WASHINGTON - Congress gave the nation's railroads three more years - and possibly up to five - to install a mandated safety system that would automatically slow trains running at unsafe speeds, and which safety experts say could have prevented May's deadly Amtrak derailment in Philadelphia.
Called positive train control, the system was supposed to be installed on major passenger and freight lines by the end of this year, but no freight lines and only a handful of commuter railroads expected to meet that target. They now will have until at least Dec. 31, 2018, with the potential for extensions up to the end of 2020.
The new deadline, sought by railroads and opposed by safety advocates, was approved with unusual speed in voice votes by the House and Senate on Tuesday and Wednesday. It was attached to a critical measure to keep highway programs funded ahead of a Thursday deadline. Approving the measure by voice votes means few lawmakers are on record supporting the delay, providing political cover if there's another train crash.
President Obama is expected to sign the bill this week, according to congressional aides.
Lawmakers from both parties realized that the railroads needed the extension, but they had debated how firm the new deadline should be.
SEPTA is one of the few rail systems that anticipated meeting the original deadline, but the agency's general manager, Jeff Knueppel, said the delay "does afford us some room for margin of error."
NJ Transit said it could not install the train control system until 2018.
"This deadline extension provides us with a reasonable and achievable goal of 2018 implementation," executive director Ronnie Hakim said in a statement.
Portions of the Northeast Corridor controlled by Amtrak should have the system installed by the end of this year, Amtrak said Wednesday.
Sen.
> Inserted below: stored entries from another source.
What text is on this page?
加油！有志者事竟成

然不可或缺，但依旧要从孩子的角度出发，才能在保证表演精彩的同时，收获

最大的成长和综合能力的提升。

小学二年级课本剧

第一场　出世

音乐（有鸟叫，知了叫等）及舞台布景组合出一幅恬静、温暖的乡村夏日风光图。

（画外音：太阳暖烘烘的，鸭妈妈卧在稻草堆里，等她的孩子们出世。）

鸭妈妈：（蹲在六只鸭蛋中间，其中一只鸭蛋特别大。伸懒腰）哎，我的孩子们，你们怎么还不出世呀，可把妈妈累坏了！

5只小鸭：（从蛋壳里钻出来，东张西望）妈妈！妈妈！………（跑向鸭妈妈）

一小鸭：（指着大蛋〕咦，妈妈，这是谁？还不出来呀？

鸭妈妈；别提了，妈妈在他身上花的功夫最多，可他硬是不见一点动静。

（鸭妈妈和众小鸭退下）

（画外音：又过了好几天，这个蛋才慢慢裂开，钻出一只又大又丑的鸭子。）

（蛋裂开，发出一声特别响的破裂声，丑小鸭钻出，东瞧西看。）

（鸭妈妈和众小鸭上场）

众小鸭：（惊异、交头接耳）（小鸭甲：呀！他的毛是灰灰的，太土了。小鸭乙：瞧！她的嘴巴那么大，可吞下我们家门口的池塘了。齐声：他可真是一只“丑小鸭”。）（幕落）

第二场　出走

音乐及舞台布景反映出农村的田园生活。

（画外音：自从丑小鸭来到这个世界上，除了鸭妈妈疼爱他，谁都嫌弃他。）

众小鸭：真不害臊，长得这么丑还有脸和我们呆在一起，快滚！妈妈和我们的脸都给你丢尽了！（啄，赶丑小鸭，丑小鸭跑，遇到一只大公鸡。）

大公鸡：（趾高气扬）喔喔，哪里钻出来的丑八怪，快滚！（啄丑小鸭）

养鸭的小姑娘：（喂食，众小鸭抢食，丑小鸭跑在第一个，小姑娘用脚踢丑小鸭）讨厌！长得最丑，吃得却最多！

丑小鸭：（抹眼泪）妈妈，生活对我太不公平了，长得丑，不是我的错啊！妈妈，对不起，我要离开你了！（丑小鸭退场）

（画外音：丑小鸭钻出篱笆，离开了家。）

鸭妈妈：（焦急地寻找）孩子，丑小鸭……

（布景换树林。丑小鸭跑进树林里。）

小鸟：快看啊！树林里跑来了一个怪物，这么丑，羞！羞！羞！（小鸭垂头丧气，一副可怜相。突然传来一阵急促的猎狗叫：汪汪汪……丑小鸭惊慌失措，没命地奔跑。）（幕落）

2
Barbara Boxer (D., Calif.), who helped set the positive train control deadline in 2008, blasted the extension and the process that got it approved, saying it had been "cherry-picked" and added to a must-pass transportation funding bill to satisfy the railroad lobby.
No other measures got such treatment, she said. "It's the only provision that benefits one special interest."
Sen. Richard Blumenthal (D., Conn.) said the new timeline suggests that deadlines "can be avoided without repercussions."
Railroads, though, said that the original deadline was unrealistic and that they have been hampered by budget shortfalls and technical hurdles. Freight lines have spent about $6 billion on the train control, but none will have the system in place by year end, according to industry groups. Freight and commuter lines have warned that they may have to cease operations without an extension.
"We didn't have the luxury of time," Sen. John Thune (R., S.D.) said on the Senate floor, warning of devastating economic effects if businesses and commuters were unable to rely on rail. "Together we have averted the potential harm that would come with a congressionally caused rail shutdown."
He added that the framework of the extension had previously been debated and not "sprung on members." He stressed that the delay requires annual progress reports from railroads and potential fines for those that fall behind their benchmarks.
Positive train control can remotely brake speeding trains. The National Transportation Safety Board has called for its installation since 1970, saying the system could have prevented 140 accidents that resulted in nearly 300 fatalities since then.